If you sometimes find yourself annotating data for machine learning projects and you’ve never heard of Prodigy, it’s definitely a tool you would be interested in.
The project was initiated by the makers of spaCy - the well-known Python NLP library - after they realized that while supervised learning works well, data collection was broken. To this day, many data collection projects still rely on Amazon Mechanical Turk, a crowdsourcing platform with low wages, questionable UX, and low incentives for quality. Given the major impact of data quality on supervised learning model performances, data collection is too important to be outsourced on Mechanical Turk. Whenever possible, annotations should be done in-house and at least partially by the scientist in charge of the research project. The latter ensures that any quality or annotation issues that could impact the training is noticed beforehand.
Prodigy aims at tackling these issues, with a modern annotation tool that allows generating datasets quickly and efficiently. The annotation tasks mainly cover NLP (text classification, named entity recognition, syntactic dependencies), but tasks in other ML fields were added progressively (object detection, image classification).
The UI and UX of the tool were carefully thought to make the annotation as fast as possible. Binary decisions (yes/no questions) were favored in the interface to speed up annotation and to avoid the mental overhead of a context switch. With keyboard shortcuts, we can annotate without touching the mouse, which also provides a speed boost.
Another really useful feature is the annotation history that lists previous annotations. When annotating quickly, annotation mistakes always occur (often just after the keystroke), and checking the last annotations is important to fix them.
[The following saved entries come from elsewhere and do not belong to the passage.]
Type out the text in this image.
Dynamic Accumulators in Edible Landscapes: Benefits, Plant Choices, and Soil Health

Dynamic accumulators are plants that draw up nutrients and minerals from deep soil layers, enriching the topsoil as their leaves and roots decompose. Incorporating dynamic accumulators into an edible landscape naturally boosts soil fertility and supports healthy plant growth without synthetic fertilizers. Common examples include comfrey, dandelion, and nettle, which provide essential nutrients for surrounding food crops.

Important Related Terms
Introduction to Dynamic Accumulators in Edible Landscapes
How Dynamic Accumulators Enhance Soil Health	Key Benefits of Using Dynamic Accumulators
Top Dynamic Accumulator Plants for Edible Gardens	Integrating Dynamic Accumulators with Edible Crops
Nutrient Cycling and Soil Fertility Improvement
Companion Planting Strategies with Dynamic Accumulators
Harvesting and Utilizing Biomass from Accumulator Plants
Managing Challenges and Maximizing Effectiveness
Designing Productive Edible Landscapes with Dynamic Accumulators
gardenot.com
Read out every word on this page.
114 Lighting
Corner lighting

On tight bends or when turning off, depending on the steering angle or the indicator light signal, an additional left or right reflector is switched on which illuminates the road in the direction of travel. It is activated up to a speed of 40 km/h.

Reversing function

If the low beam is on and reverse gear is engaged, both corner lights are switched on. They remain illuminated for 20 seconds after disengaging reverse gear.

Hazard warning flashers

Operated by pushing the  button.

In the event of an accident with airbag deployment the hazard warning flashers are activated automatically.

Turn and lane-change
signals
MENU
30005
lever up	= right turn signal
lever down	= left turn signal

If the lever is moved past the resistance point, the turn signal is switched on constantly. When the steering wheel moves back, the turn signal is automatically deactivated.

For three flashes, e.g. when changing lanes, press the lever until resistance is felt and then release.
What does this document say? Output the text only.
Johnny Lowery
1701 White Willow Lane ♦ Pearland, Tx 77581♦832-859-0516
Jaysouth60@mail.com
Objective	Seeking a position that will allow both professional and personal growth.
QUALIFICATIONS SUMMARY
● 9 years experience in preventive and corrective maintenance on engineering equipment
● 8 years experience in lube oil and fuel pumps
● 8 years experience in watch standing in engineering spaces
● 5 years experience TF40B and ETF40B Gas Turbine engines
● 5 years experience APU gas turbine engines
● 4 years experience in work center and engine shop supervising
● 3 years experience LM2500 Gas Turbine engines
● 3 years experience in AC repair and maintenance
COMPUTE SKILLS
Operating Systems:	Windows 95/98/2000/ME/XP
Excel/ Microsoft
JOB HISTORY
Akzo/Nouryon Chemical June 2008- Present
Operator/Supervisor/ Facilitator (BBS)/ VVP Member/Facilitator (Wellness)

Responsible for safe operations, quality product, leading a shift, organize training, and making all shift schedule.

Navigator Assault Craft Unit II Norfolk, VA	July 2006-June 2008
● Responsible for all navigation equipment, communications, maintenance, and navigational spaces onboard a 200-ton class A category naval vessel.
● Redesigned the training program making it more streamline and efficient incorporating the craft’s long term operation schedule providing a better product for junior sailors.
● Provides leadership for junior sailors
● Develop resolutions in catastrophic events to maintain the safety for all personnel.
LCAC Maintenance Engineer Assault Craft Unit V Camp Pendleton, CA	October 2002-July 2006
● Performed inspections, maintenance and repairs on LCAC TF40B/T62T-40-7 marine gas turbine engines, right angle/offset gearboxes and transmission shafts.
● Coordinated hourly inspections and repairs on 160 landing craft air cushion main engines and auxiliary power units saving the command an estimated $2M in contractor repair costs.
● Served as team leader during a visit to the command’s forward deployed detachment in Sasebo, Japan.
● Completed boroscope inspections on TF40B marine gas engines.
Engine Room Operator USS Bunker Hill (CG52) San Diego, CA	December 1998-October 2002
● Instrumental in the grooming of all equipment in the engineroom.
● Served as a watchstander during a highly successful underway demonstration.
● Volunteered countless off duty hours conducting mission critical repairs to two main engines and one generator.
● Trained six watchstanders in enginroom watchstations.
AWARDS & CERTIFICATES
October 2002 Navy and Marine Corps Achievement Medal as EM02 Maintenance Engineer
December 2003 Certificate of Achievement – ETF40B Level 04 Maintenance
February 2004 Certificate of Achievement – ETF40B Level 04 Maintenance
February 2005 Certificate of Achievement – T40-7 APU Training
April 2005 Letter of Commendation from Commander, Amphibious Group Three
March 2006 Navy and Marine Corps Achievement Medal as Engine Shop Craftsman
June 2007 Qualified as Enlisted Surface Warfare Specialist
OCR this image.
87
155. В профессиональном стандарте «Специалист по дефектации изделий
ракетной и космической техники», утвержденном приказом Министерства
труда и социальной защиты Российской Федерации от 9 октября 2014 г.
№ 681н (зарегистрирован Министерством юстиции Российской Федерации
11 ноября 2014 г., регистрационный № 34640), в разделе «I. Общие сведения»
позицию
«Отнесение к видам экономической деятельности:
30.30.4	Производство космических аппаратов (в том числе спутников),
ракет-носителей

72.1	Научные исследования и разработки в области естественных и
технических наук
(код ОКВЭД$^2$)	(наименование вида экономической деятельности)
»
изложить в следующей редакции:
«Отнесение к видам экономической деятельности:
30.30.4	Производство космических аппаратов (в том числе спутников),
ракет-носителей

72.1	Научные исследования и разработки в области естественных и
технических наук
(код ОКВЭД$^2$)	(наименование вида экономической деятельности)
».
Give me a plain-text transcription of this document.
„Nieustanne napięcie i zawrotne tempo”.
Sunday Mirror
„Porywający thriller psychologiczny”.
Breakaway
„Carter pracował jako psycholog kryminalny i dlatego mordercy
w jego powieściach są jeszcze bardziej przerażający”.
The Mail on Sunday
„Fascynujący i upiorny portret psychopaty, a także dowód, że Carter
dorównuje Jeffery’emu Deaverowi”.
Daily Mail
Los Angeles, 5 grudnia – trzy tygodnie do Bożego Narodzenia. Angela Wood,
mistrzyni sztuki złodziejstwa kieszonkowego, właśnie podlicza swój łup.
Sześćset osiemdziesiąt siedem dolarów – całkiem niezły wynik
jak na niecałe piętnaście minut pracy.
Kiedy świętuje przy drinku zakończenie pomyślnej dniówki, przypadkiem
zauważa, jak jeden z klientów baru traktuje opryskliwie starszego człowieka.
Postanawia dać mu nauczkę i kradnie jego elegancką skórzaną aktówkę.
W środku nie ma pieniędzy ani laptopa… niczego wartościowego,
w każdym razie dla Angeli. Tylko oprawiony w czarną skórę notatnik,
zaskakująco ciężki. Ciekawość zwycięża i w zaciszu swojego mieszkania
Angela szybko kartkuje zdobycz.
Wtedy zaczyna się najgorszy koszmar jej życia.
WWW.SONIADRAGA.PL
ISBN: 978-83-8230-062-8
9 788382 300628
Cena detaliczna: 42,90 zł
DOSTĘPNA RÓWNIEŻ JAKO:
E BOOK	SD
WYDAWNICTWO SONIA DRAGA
Undoing a previous annotation is really simple and can be done with a keyboard shortcut.
Binary classification task with 4 possible actions: accept, reject, ignore or undo the last annotation
Another interesting aspect of Prodigy is that it’s not a SaaS service but a Python framework that is launched locally through a CLI. This enables a great deal of configurability through custom recipes and the annotation of a private dataset that cannot be shared with a third-party.
The downside of such an approach is that it makes collaboration annotation harder: there is no way to split a dataset between several annotators or to compute inter-annotator agreement metrics. Prodigy Scale may be an answer to that, but there isn’t much info available on the current state of the project.
The annotation tool features an active learning mode that theoretically enables fewer annotations by using a model in the loop. The idea behind active learning is that the next examples to annotate are chosen by a model trained on the data already annotated. Usually, examples that the model is the most uncertain about are selected. By choosing the most informative examples to annotate, active learning aims at getting the same supervised learning performance with fewer examples. This is especially interesting for imbalanced classification problems, where samples from the majority class are much less useful than ones from the minority class.
In my experiments on imbalanced text classification problems in low-resource settings, active learning through Prodigy didn’t deliver its promises. It was slightly better than the classic annotation strategy but beaten significantly by a strategy of oversampling minority class using pattern matching. Besides, we should be careful not to use active learning when generating a test set, as it biases the distribution: the classifier performance on the test set is no longer representative of its performance on the original distribution.
To me, another small caveat of Prodigy is that annotations are saved on a local SQLite DB. An export is required to get a JSONL file containing all annotations. I would appreciate the possibility of directly exporting the annotation in JSONL, as I rarely reuse previous annotations sessions.
Overall, Prodigy is an extremely useful tool in data science, sold as a lifetime license at 390$ (included with 12 months of upgrades). The price is a bit high for students and machine learning hobbyists, but it’s worth it for ML teams.